Туман рассеивался, и вдали, за кораблём, примерно в миле от него, проступили очертания ещё одного острова, небольшой белой скалы, громоздящейся над поверхностью океана.

Мы принялись заготавливать дрова и понемногу разговорились. Оказалось, что уплывшие на шлюпке пятеро людей давно знакомы и составляют команду охотников, которых кто-то рекомендовал Давиду Дёдли, как таковых.

Охотники вернулись с грустным известием: на корабле не было никого, ни мёртвого, ни живого. Выгрузив привезённые вещи – сундуки, стулья, посуду, одеяла и кое-какие найденные на корабле продукты, они растянулись у костра. Закурив трубку, Стив, не глядя ни на кого, громко сказал:

– Еды мало. Пока не найдём чего-нибудь на острове, есть будем экономно.

Затем он укрылся одеялом, закрыл глаза и уснул. Его товарищи, вяло переговариваясь, сетовали на то, что не взяли с собой топор: некоторые каюты оказались запертыми, в том числе и каюта капитана, а в них тоже могли быть продукты.

Они проспали почти полдня. Океан успокоился. Выглянуло солнце и высушило нашу одежду. Мы занялись очень важным, не терпящим отлагательства делом: принялись сооружать лагерь. Кто мог поручиться за то, что на острове этом, в его мрачных, неведомых недрах обитают только добрые силы? Поэтому нужно было иметь хоть какое-то подобие защиты в виде простейшего барьера, который отделил бы нас от недалёкого леса, а также укрытие от дождя или ветра. Считалось, что в работах по сооружению лагеря участвуют все, но возводили его в основном трое – я, Бэнсон и Нох. Остальные разделились на две группы – тех, кто что-то делал, когда им на это указывали, и тех, кто просто присутствовал. Последних я назвал про себя “лентяями”. Они только глазели, но, поскольку топтались рядом, имели вид помогающих. Может быть, причиной тому было то, что работами распоряжался я, мальчишка, а они, взрослые, бывалые моряки, не хотели входить в подчинение? Но я был чип, корабельный плотник, и одно только это давало мне право распоряжаться. Мне за это платили жалованье!

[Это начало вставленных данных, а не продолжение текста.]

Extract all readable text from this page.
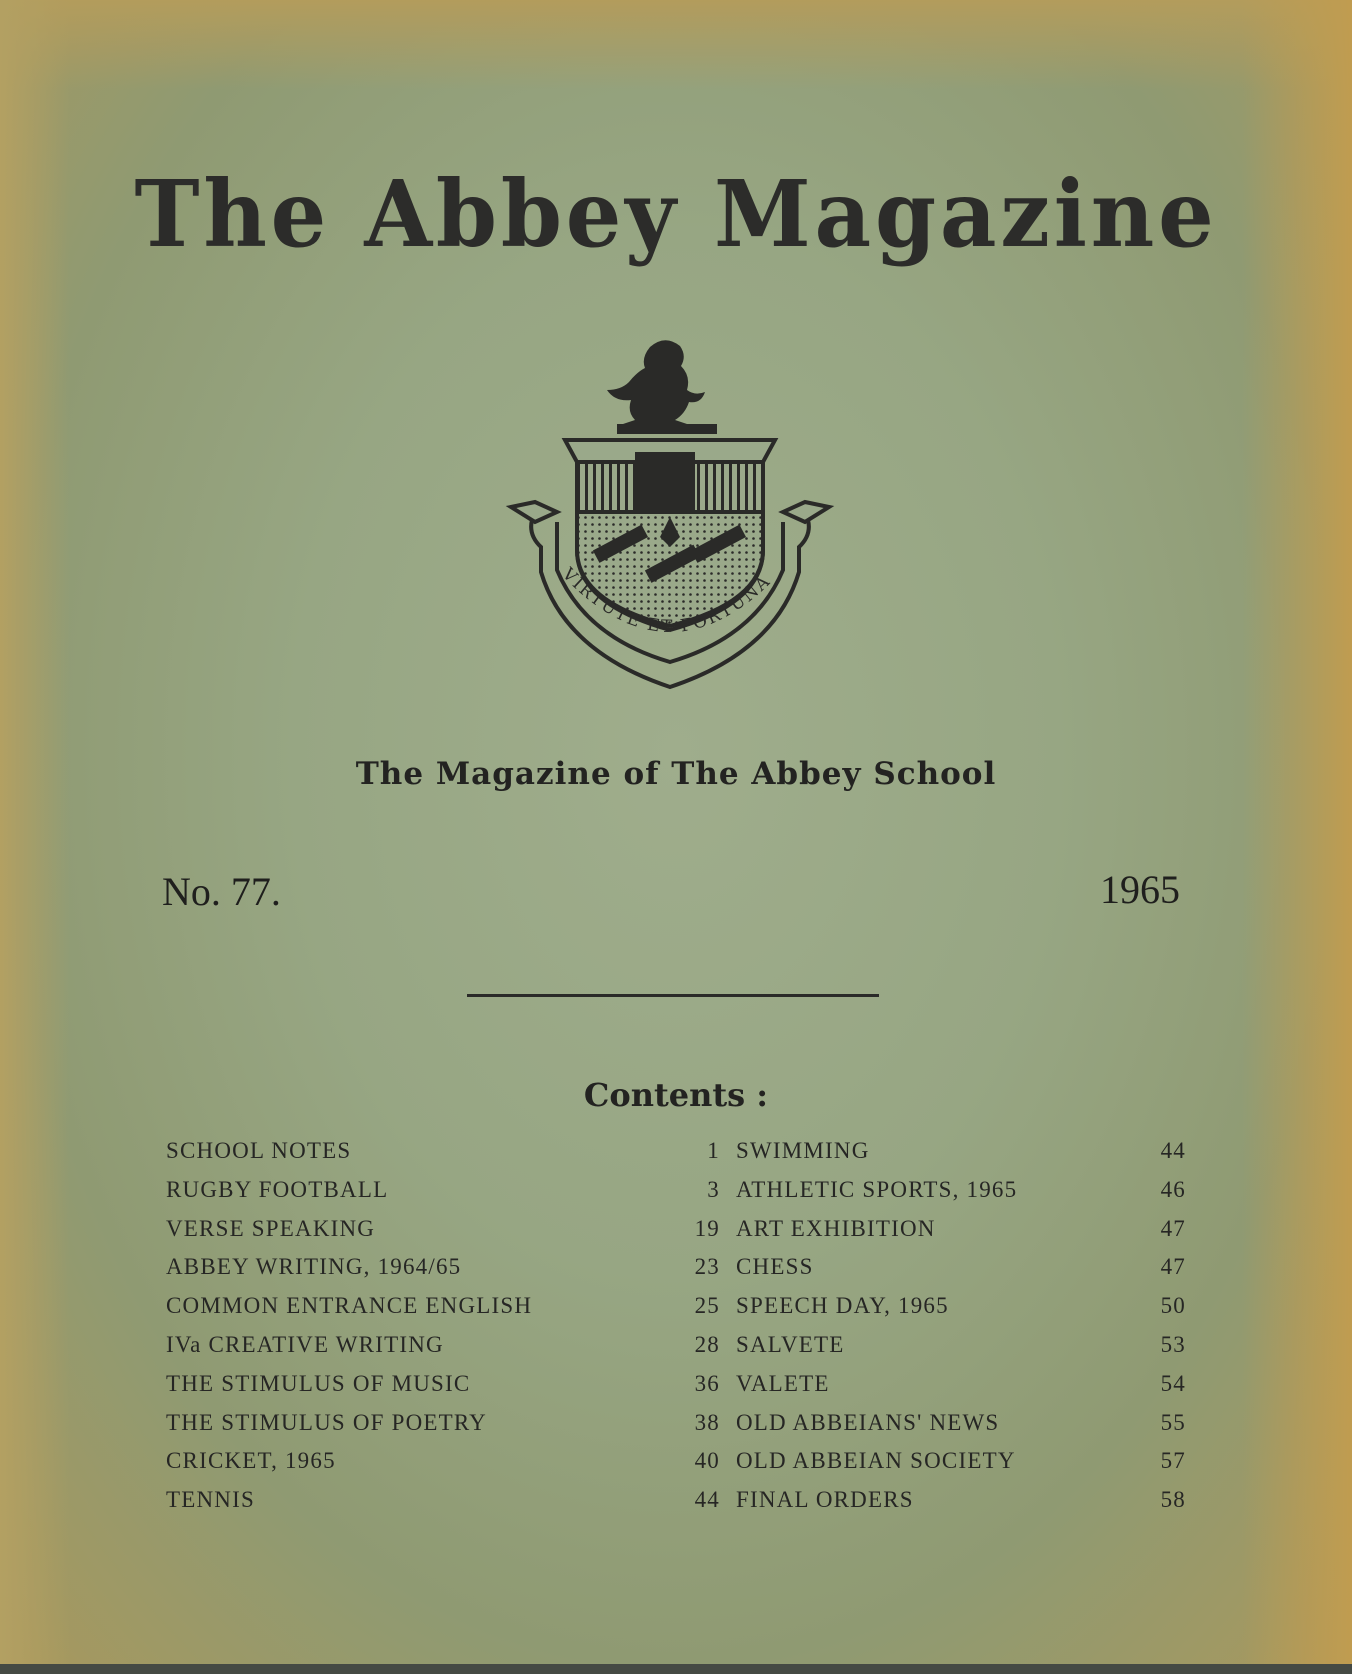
The Abbey Magazine
VIRTUTE ET FORTUNA
The Magazine of The Abbey School
No. 77.	1965
Contents :
SCHOOL NOTES	1
RUGBY FOOTBALL	3
VERSE SPEAKING	19
ABBEY WRITING, 1964/65	23
COMMON ENTRANCE ENGLISH	25
IVa CREATIVE WRITING	28
THE STIMULUS OF MUSIC	36
THE STIMULUS OF POETRY	38
CRICKET, 1965	40
TENNIS	44
SWIMMING	44
ATHLETIC SPORTS, 1965	46
ART EXHIBITION	47
CHESS	47
SPEECH DAY, 1965	50
SALVETE	53
VALETE	54
OLD ABBEIANS' NEWS	55
OLD ABBEIAN SOCIETY	57
FINAL ORDERS	58
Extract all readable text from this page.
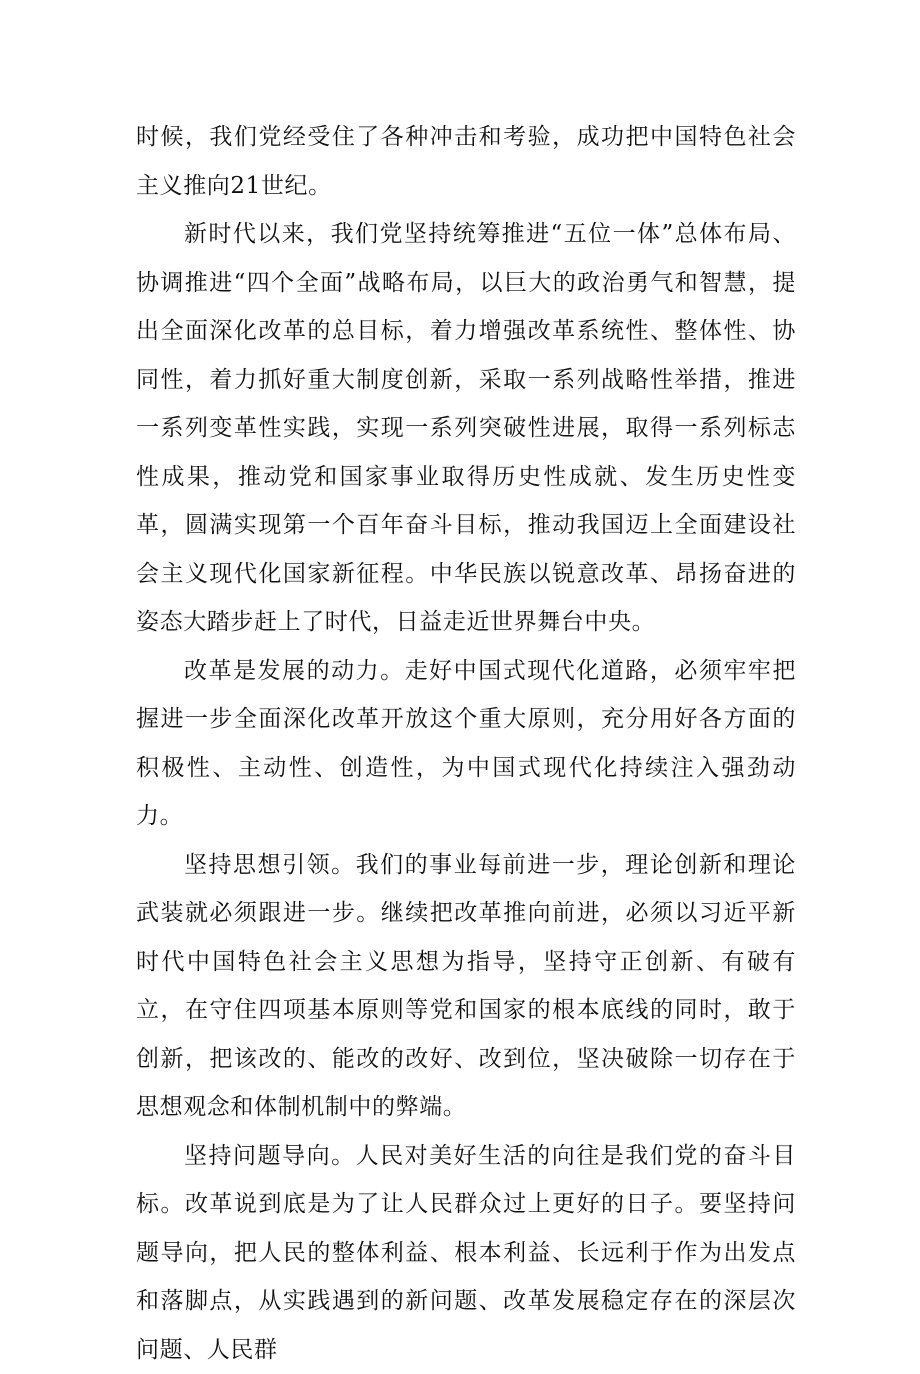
时候，我们党经受住了各种冲击和考验，成功把中国特色社会主义推向21世纪。

新时代以来，我们党坚持统筹推进“五位一体”总体布局、协调推进“四个全面”战略布局，以巨大的政治勇气和智慧，提出全面深化改革的总目标，着力增强改革系统性、整体性、协同性，着力抓好重大制度创新，采取一系列战略性举措，推进一系列变革性实践，实现一系列突破性进展，取得一系列标志性成果，推动党和国家事业取得历史性成就、发生历史性变革，圆满实现第一个百年奋斗目标，推动我国迈上全面建设社会主义现代化国家新征程。中华民族以锐意改革、昂扬奋进的姿态大踏步赶上了时代，日益走近世界舞台中央。

改革是发展的动力。走好中国式现代化道路，必须牢牢把握进一步全面深化改革开放这个重大原则，充分用好各方面的积极性、主动性、创造性，为中国式现代化持续注入强劲动力。

坚持思想引领。我们的事业每前进一步，理论创新和理论武装就必须跟进一步。继续把改革推向前进，必须以习近平新时代中国特色社会主义思想为指导，坚持守正创新、有破有立，在守住四项基本原则等党和国家的根本底线的同时，敢于创新，把该改的、能改的改好、改到位，坚决破除一切存在于思想观念和体制机制中的弊端。

坚持问题导向。人民对美好生活的向往是我们党的奋斗目标。改革说到底是为了让人民群众过上更好的日子。要坚持问题导向，把人民的整体利益、根本利益、长远利于作为出发点和落脚点，从实践遇到的新问题、改革发展稳定存在的深层次问题、人民群
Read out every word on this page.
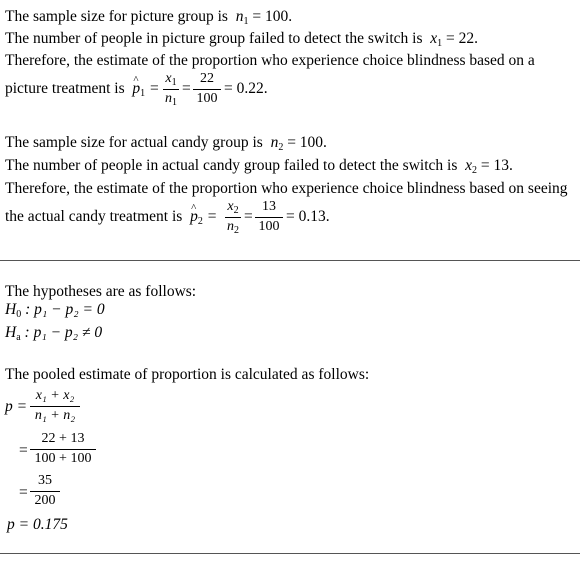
The sample size for picture group is  $n_1 = 100$.
The number of people in picture group failed to detect the switch is  $x_1 = 22$.
Therefore, the estimate of the proportion who experience choice blindness based on a
picture treatment is ^ $p_1$ =
$x_1$
$n_1$
=
22
100
= 0.22.
The sample size for actual candy group is  $n_2 = 100$.
The number of people in actual candy group failed to detect the switch is  $x_2 = 13$.
Therefore, the estimate of the proportion who experience choice blindness based on seeing
the actual candy treatment is ^ $p_2$ =
$x_2$
$n_2$
=
13
100
= 0.13.
The hypotheses are as follows:
$H_0$ : p₁ − p₂ = 0
$H_a$ : p₁ − p₂ ≠ 0
The pooled estimate of proportion is calculated as follows:
p =
x₁ + x₂
n₁ + n₂
=
22 + 13
100 + 100
=
35
200
p = 0.175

Мы выгребли в песке порядочные ямы, вкопали столбы, подняли с одной стороны барьер и навесили крышу – для склада продуктов. Расставили вдоль “стен” бочонки и ящики, растянули вверху все, какие нашлись, куски парусины.

В лес далеко не заходили, бродили по краешку. Здесь предостаточно было древесных стволов, толстых ветвей для крыши, сухих водорослей для постелей. Лагерь вышел прочный, надёжный. Это отчётливо ощущалось, стоило лишь войти в его безветренный, сумрачный, ограниченный стенами и крышей квадрат.

Работа тяжёлая, к тому же выполнять её приходилось в ускоренном темпе, но вот новость – как бы она ни оказалась напрасной! В некоем отдалении от лагеря обнаружился сбегающий в океан крохотный ручеёк с пресной водой. Было бы уместнее разбить лагерь рядом с ним. Переносить его теперь, что ли?